Counseling Center

Responding to Self-Harm

Vikes Care

IT'S OK TO ASK FOR HELP.

You don’t have to handle it alone!

 

 

Responding to Self-Injury

  • Recent studies of university students indicate that as many as 15-17% engage in self-injury.
  • The most common forms of self-injury are cuttng, picking, and self-hittng.
  • Self-injury is not generally meant as a suicide attempt, but it is an unhealthy attempt to cope with intense feelings of distress
    and/or feeling disconnected from oneself or reality. The purpose of self-injury is to temporarily decrease feelings of emotional distress and the lethality of the behaviors is low.
  • Self-injury is a clear expression of emotional distress and should be given attention.
  • While it is important to take self-injury seriously, it is also important to remain calm when dealing with someone who selfinjures and avoid dramatic responses.
  • Remember that it will probably take a while for the behavior to change after a self-injuring individual decides to seek help and work on changing the behavior. It is difficult and takes time to change unhealthy, habitual behavior.
  • There are many differences between self injury and suicidal behavior, but they are not unrelated. Individuals who selfinjure frequently or use more severe methods are at an increased risk of suicide.

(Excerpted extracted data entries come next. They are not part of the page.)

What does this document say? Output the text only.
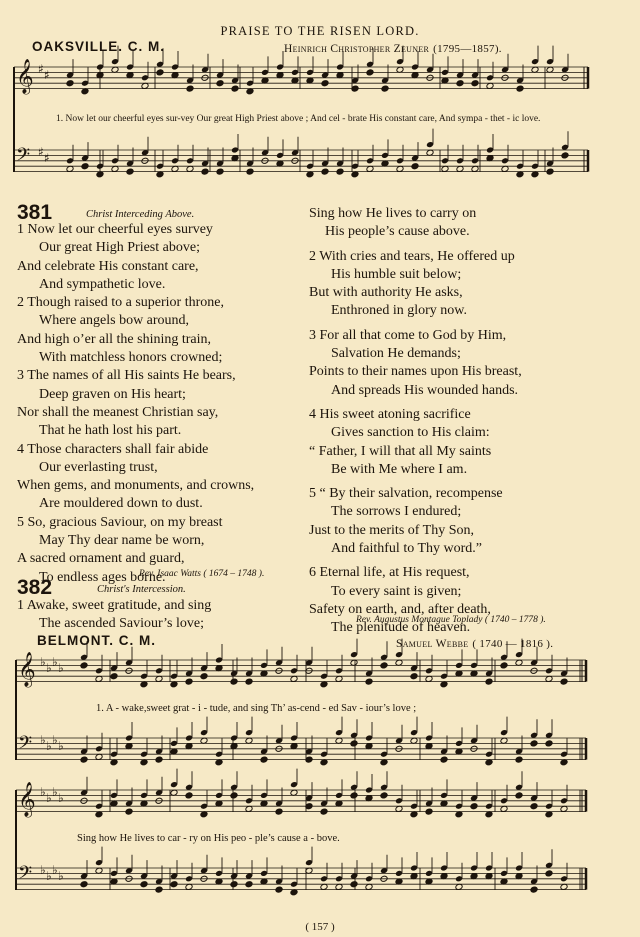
𝄞 ♯ ♯
𝄢 ♯ ♯
𝄞 ♭ ♭ ♭ ♭
𝄢 ♭ ♭ ♭ ♭
𝄞 ♭ ♭ ♭ ♭
𝄢 ♭ ♭ ♭ ♭
PRAISE TO THE RISEN LORD.
OAKSVILLE. C. M.	Heinrich Christopher Zeuner (1795—1857).
1. Now let our cheerful eyes sur-vey Our great High Priest above ; And cel - brate His constant care, And sympa - thet - ic love.
381	Christ Interceding Above.
1 Now let our cheerful eyes survey
Our great High Priest above;
And celebrate His constant care,
And sympathetic love.
2 Though raised to a superior throne,
Where angels bow around,
And high o’er all the shining train,
With matchless honors crowned;
3 The names of all His saints He bears,
Deep graven on His heart;
Nor shall the meanest Christian say,
That he hath lost his part.
4 Those characters shall fair abide
Our everlasting trust,
When gems, and monuments, and crowns,
Are mouldered down to dust.
5 So, gracious Saviour, on my breast
May Thy dear name be worn,
A sacred ornament and guard,
To endless ages borne.
Rev. Isaac Watts ( 1674 – 1748 ).
382	Christ's Intercession.
1 Awake, sweet gratitude, and sing
The ascended Saviour’s love;
Sing how He lives to carry on
His people’s cause above.
2 With cries and tears, He offered up
His humble suit below;
But with authority He asks,
Enthroned in glory now.
3 For all that come to God by Him,
Salvation He demands;
Points to their names upon His breast,
And spreads His wounded hands.
4 His sweet atoning sacrifice
Gives sanction to His claim:
“ Father, I will that all My saints
Be with Me where I am.
5 “ By their salvation, recompense
The sorrows I endured;
Just to the merits of Thy Son,
And faithful to Thy word.”
6 Eternal life, at His request,
To every saint is given;
Safety on earth, and, after death,
The plenitude of heaven.
Rev. Augustus Montague Toplady ( 1740 – 1778 ).
BELMONT. C. M.	Samuel Webbe ( 1740 — 1816 ).
1. A - wake,sweet grat - i - tude, and sing Th’ as-cend - ed Sav - iour’s love ;
Sing how He lives to car - ry on His peo - ple’s cause a - bove.
( 157 )
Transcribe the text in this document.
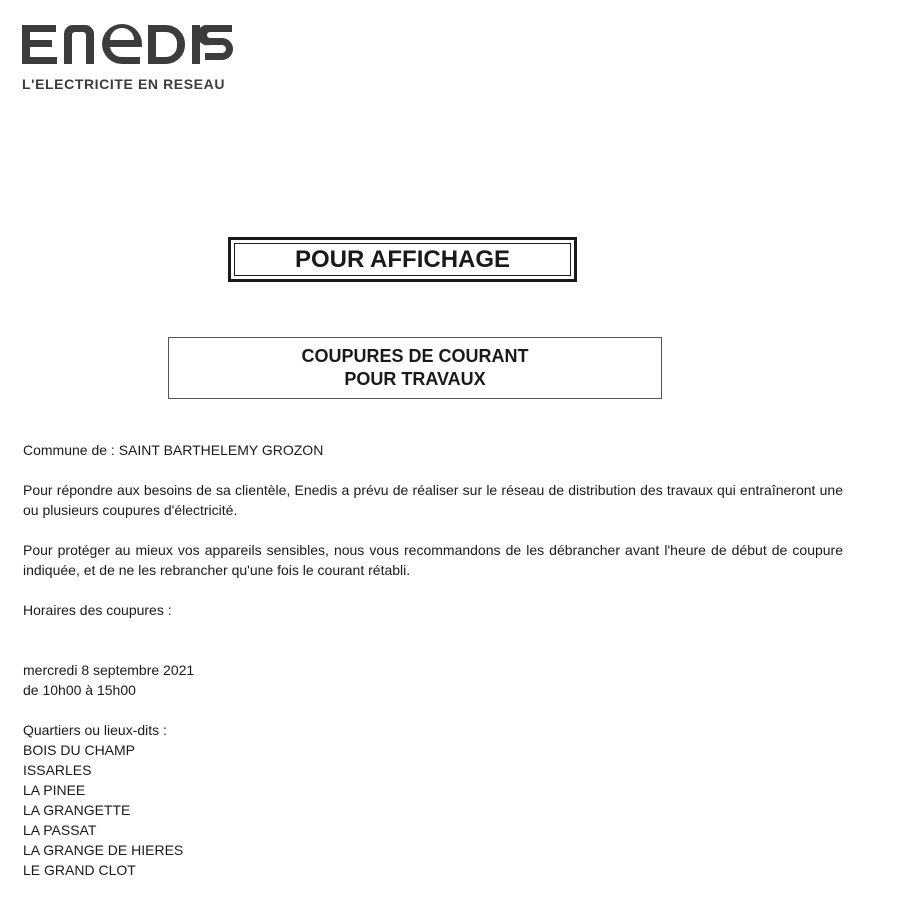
L'ELECTRICITE EN RESEAU
POUR AFFICHAGE
COUPURES DE COURANT
POUR TRAVAUX

Commune de : SAINT BARTHELEMY GROZON

Pour répondre aux besoins de sa clientèle, Enedis a prévu de réaliser sur le réseau de distribution des travaux qui entraîneront une ou plusieurs coupures d'électricité.

Pour protéger au mieux vos appareils sensibles, nous vous recommandons de les débrancher avant l'heure de début de coupure indiquée, et de ne les rebrancher qu'une fois le courant rétabli.

Horaires des coupures :

mercredi 8 septembre 2021

de 10h00 à 15h00

Quartiers ou lieux-dits :

BOIS DU CHAMP
ISSARLES
LA PINEE
LA GRANGETTE
LA PASSAT
LA GRANGE DE HIERES
LE GRAND CLOT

    Signs of Self-injuring:
    • Unexplained or clustered wounds or scars
    • Fresh cuts, bruises, burns, or other signs of bodily damage
    • Bandages worn frequently
    • Inappropriate clothing for the season (e.g., always wearing long pants or long sleeves in the summer)
    • Constant use of wristbands or other jewelry that covers the wrists or lower arms
    • Possessing unexplained cuttng implements (e.g., razor blades or other equipment)
    • Heightened signs of depression, anxiety, or social withdrawal

What to do if you suspect self‐injury or “cutting”:

  • Let the student know you are concerned and would like to help. Be honest about what you are seeing and why you are concerned. Respond calmly and with “respectful curiosity.” Avoid displaying extreme reactions like shock, pity, or criticism because such reactions will likely limit the opportunity to talk, build trust, and assist in opening the door to recovery.
  • Help the student explore more positive strategies for coping with intense feelings and stress such as talking with a friend, exercising, or participating in therapy.
  • Encourage the student to come to the Counseling Center. Provide them the Counseling Center phone number (216) 687-2277 and location (1836 Euclid Avenue, UN 220). Remind the student that our services are confidential.
  • Sometimes it is useful and necessary to assist the student more directly with making an appointment. In these instances you may offer the use of your phone or call the Counseling Center yourself, while with the student.
  • It may also beneficial to walk the student over to the Counseling Center. This might be helpful for students who are unsure about the location and/or are intimidated by meeting with a counselor.
  • The Counseling Center has walk-in hours from 9am – 5pm Monday—Friday when someone is available to consult with you or to see the student that you’ve referred.